Marco Gradoni

Personal information
- Born: March 24, 2004 (age 22) Rome, Italy

Sailing career
- Sport: Sailing
- Classes: 470, Optimist

Medal record
Sailing
Representing Italy
Optimist World Championship
| Gold medal – first place | 2017 Pattaya | Optimist |
| Gold medal – first place | 2018 Limassol | Optimist |
| Gold medal – first place | 2019 Antigua | Optimist |
470 Junior World Championships
| Gold medal – first place | 2019 San Remo | 470 Juniors World Championships |
European Championships
| Gold medal – first place | 2019 Formia | 470 Juniors |

= Marco Gradoni =

Italian sailor

Marco Gradoni is an Italian sailor. He became the first Optimist sailor in history to win three successive World Championship titles (2017, 2018 and 2019).
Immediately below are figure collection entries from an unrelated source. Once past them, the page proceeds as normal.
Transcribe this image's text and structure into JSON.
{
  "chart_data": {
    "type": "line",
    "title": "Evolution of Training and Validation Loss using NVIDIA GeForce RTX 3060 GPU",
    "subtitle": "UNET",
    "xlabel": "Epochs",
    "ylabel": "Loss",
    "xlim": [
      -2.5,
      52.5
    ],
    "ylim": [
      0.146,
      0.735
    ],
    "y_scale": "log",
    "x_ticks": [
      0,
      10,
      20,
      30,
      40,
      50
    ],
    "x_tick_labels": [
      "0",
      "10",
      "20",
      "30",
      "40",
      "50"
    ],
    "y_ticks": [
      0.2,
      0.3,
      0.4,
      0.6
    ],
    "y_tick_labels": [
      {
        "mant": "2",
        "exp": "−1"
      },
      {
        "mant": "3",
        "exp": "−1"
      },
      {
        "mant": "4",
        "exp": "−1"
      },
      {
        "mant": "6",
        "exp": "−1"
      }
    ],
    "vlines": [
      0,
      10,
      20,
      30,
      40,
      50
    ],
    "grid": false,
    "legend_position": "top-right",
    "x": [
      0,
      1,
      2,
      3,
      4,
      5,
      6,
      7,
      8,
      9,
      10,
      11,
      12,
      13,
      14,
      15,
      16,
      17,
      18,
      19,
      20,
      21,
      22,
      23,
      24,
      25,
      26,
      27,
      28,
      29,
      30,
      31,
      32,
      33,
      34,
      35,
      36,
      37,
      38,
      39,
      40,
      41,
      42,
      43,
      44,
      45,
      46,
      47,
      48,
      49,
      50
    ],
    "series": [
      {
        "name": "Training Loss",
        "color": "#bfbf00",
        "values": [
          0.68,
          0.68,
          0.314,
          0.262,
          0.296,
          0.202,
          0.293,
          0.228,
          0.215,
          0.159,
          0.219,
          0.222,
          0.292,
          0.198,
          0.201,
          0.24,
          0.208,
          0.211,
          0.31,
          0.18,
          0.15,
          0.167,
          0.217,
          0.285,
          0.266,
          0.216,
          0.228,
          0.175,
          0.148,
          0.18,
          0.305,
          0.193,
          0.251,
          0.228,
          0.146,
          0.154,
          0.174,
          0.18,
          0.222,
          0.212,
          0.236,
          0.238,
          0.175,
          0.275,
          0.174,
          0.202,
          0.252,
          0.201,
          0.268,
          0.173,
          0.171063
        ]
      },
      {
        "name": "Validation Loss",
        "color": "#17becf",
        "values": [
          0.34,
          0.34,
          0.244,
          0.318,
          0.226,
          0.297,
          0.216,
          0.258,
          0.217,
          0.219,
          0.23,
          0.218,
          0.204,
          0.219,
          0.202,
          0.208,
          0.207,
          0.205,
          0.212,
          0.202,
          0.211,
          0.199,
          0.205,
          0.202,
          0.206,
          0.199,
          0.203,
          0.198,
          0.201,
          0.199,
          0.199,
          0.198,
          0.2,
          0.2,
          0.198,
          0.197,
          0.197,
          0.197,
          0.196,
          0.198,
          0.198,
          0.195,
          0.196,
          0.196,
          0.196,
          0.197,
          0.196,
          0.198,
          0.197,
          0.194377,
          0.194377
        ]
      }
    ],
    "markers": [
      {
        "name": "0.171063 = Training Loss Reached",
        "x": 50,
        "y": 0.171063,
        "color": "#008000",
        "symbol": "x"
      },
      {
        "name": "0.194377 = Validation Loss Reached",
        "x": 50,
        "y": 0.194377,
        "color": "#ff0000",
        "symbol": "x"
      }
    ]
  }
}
In doing so, Gradoni was awarded the Rolex World Sailor of The Year Award in 2019, being the youngest ever recipient.

As of June 2024, Gradoni is a helmsman for Luna Rossa Prada Pirelli.

He won the 2021 mixed 470 Junior World Championships held in Sanremo.

In June 2023, Gradoni announced that he would pause his Olympic 470 campaign whilst he focused on the upcoming 2024 America's Cup for Luna Rossa Prada Pirelli.